Start where Hong Kong started. The pomelo and mango with sago is the dish that built the empire, a chilled bowl of mango puree, fresh mango, bitter little pearls of pomelo, and chewy sago. It is refreshing in a way that makes sense the moment you step out of a Texas July and understand why a subtropical city invented it. The jumbo mango chewy ball is the crowd favorite here, mango puree and fresh fruit crowded around tapioca balls made in house, and it is the order for anyone who wants the full experience in one bowl.

The mango mochi hides cold fruit inside a soft rice-flour wrapper dusted with coconut. The mango pancake does something similar with a thin crepe and cream, a Hong Kong cafe standard done properly. And the coconut jelly with mango is the sleeper, fresh mango set against coconut jelly with a clean, mild sweetness that never gets heavy. There are drinks, swirls, and a handful of durian items for the committed, but the mango is the reason the sign says what it says.

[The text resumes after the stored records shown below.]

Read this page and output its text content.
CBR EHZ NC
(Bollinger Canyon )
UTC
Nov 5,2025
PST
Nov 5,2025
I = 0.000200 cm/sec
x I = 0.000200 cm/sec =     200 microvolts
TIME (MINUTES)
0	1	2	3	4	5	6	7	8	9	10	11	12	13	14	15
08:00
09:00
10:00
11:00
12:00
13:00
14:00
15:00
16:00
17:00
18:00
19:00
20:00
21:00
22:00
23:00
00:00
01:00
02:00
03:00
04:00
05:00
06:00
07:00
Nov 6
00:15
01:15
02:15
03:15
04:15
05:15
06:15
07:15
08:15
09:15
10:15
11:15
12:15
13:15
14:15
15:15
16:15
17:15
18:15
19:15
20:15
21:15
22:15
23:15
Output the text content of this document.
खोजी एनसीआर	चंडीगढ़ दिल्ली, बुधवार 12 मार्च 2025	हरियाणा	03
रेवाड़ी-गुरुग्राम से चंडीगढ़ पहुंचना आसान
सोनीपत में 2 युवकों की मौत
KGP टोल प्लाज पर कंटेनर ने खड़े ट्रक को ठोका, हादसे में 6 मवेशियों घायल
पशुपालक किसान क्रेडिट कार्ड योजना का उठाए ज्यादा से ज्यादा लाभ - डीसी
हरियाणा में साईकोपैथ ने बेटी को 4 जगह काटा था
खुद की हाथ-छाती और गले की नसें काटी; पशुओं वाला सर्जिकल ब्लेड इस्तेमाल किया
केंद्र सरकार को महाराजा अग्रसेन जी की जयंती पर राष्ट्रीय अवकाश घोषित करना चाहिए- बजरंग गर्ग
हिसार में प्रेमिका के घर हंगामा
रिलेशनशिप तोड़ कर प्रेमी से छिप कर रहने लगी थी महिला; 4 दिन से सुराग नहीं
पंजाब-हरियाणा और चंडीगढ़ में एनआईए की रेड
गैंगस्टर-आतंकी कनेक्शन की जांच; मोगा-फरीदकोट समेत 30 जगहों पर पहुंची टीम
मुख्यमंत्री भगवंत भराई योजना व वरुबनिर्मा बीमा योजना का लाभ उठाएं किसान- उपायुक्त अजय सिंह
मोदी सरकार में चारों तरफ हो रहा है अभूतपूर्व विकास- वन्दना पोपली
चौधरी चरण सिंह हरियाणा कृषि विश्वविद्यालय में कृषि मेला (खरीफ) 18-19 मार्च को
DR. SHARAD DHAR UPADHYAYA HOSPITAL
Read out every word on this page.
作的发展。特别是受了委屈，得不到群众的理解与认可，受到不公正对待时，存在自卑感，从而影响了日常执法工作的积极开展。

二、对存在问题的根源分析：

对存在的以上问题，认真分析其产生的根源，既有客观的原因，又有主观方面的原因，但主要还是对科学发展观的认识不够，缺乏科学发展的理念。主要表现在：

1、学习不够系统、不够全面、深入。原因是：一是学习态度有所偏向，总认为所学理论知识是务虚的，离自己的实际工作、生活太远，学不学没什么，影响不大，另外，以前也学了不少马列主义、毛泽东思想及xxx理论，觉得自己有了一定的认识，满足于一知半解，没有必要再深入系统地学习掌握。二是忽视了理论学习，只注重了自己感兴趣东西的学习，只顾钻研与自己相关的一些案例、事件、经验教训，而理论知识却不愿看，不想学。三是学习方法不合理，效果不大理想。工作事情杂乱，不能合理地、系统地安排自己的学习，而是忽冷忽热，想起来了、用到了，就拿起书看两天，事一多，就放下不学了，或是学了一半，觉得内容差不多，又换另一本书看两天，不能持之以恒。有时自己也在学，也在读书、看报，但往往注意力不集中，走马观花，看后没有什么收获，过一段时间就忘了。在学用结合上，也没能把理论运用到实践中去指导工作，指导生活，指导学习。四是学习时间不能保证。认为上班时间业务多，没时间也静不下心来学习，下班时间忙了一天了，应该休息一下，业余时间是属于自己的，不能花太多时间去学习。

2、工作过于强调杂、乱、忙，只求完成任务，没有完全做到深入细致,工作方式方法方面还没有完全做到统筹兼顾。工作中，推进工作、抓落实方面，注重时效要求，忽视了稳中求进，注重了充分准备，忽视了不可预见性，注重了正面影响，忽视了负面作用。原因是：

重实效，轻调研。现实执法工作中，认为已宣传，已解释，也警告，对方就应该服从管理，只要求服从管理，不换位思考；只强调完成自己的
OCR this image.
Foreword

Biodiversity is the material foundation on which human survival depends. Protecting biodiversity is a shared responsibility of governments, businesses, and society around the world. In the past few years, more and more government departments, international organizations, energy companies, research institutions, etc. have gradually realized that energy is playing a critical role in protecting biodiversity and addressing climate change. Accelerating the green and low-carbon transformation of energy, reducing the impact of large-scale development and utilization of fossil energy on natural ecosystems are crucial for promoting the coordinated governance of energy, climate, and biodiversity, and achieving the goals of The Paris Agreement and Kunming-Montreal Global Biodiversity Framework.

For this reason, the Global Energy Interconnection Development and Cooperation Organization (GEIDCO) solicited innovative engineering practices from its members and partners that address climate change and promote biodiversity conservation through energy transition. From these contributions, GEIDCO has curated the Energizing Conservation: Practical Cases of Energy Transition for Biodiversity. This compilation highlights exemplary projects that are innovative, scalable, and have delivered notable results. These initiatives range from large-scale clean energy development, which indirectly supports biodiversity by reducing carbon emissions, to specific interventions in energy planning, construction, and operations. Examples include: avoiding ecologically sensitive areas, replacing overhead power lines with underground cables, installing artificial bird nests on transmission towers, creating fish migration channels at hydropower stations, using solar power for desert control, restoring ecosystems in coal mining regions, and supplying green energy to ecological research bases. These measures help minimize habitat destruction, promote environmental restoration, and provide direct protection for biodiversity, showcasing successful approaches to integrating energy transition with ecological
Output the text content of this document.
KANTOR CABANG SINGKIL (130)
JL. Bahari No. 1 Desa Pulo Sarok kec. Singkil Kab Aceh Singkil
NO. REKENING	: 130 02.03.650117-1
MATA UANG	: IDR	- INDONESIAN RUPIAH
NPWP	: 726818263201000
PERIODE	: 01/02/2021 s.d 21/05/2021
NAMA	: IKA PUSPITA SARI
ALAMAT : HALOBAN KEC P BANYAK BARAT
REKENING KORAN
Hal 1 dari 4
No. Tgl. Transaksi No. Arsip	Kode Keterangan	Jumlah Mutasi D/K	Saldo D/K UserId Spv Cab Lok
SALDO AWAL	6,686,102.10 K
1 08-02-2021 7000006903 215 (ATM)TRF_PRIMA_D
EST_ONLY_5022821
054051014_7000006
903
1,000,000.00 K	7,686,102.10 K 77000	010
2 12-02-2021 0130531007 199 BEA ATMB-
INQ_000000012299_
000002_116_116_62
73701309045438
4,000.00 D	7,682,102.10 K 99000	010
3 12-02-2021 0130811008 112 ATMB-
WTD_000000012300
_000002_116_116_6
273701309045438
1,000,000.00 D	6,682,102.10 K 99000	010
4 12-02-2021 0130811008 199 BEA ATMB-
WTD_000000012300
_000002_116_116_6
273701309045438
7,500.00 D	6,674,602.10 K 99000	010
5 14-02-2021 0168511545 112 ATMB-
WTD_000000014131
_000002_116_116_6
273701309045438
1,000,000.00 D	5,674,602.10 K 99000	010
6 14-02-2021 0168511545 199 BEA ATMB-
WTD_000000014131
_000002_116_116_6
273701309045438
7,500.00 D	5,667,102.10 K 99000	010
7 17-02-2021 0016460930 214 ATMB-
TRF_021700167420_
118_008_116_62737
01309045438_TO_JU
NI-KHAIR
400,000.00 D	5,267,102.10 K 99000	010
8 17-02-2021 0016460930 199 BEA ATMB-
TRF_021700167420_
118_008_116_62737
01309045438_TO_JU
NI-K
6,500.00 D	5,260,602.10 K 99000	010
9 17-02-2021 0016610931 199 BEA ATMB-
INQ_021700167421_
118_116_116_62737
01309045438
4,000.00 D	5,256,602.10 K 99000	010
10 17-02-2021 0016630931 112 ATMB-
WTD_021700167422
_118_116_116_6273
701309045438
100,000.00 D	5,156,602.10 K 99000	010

Everything is built on fresh fruit, cut in view, nothing from a can. That was the brand’s whole argument in Hong Kong sixty years ago and it still holds up in Carrollton.
Hui Lau Shan is at 2540 Old Denton Road, Suite 310, in Carrollton. Open Sunday through Thursday from noon to 10 p.m., Friday and Saturday from noon to 10:30 p.m. More at the chain’s US Instagram, @huilaushanusa.
There is something quietly remarkable about the whole arrangement. A dessert house that outlived its own hometown, still scooping mango a world away, for a crowd in Carrollton that lines up like it never left Kowloon.